On March 18, a couple days after New York City public schools closed due to the coronavirus, Jasmine Freeman Jones had to resign from her crossing-guard job to take care of her children. Her rent on her Brooklyn apartment was overdue, and she worried about her kids’ education. Although the City promised to send iPads to help them complete the online learning assignments their teachers have given out, the devices still haven’t materialized.

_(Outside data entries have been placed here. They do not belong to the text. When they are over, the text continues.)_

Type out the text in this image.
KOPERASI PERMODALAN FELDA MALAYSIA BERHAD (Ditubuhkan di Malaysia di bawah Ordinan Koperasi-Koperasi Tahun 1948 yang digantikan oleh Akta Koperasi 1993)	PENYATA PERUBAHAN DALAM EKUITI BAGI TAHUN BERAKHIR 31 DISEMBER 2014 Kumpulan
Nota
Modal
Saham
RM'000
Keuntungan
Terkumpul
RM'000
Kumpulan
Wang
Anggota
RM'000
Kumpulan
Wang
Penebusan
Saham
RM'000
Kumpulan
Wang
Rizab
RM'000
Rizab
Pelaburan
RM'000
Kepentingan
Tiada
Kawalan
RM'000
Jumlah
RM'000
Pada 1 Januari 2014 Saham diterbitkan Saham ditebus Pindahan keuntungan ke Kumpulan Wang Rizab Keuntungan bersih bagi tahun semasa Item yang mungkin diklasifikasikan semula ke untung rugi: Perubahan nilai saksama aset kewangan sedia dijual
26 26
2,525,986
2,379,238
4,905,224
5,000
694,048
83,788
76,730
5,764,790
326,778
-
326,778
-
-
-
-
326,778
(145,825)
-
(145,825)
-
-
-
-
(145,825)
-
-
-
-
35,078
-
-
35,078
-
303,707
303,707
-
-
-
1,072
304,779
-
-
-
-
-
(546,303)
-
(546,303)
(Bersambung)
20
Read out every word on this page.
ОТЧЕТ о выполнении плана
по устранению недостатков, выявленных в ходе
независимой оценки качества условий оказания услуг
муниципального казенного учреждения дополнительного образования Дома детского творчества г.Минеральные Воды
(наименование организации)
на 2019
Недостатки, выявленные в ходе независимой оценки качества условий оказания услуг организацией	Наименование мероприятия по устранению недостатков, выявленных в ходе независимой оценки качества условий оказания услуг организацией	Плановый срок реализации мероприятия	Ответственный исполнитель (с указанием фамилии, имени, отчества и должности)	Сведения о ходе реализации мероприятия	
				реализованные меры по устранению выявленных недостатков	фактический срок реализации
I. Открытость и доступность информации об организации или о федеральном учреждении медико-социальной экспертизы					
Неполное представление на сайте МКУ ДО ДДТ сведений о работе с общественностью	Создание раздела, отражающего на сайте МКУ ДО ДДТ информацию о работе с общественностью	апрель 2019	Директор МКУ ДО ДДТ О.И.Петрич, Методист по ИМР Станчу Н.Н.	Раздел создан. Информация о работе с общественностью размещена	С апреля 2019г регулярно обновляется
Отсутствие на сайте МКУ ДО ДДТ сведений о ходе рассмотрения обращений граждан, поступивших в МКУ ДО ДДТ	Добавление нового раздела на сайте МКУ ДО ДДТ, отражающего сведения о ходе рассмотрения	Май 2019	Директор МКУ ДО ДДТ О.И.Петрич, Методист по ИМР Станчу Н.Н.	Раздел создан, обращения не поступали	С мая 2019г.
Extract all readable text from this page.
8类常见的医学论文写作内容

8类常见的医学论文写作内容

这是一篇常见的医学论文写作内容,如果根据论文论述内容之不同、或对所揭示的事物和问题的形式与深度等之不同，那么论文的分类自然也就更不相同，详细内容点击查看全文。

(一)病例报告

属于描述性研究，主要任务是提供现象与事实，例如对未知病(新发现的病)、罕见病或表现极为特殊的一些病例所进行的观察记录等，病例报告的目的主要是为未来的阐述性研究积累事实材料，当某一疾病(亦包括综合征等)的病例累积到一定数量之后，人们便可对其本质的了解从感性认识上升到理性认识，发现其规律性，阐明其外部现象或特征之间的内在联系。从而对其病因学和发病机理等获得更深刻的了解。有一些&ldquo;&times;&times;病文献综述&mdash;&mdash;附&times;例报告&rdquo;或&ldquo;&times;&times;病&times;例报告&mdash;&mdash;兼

A week ago, Freeman Jones, 27, logged into her Fresh EBT app, which allows food stamp recipients to check their balances without having to call an 800-number. A notification said she would be receiving $1,014 in financial aid from GiveDirectly, a 10-year-old, 250-person New York nonprofit. GiveDirectly is donating $1,000 (plus a few bucks for ATM and withdrawal fees) to extremely poor Americans, and it’s trying to raise $10 million so it can help over 9,000 families.
When Freeman Jones first saw the notification, she doubted it was true. But then she received a debit card and activated it, buying $300 worth of food, an iPad her children could share for school assignments and cleaning supplies. She’s still concerned about how she’ll feed her family in the coming weeks, but for now, the $1,000 check is “like a weight off my shoulders,” she says.
Fintech plays a critical, behind-the-scenes role in this story. To identify qualified recipients quickly, GiveDirectly partnered with Brooklyn fintech startup Propel, whose Fresh EBT app has more than two million low-income users. With GiveDirectly’s guidance, Propel is homing in on the poorest zip codes that have been hardest-hit with coronavirus cases—including New York, the San Francisco Bay Area, Seattle and New Orleans—to decide who should get paid.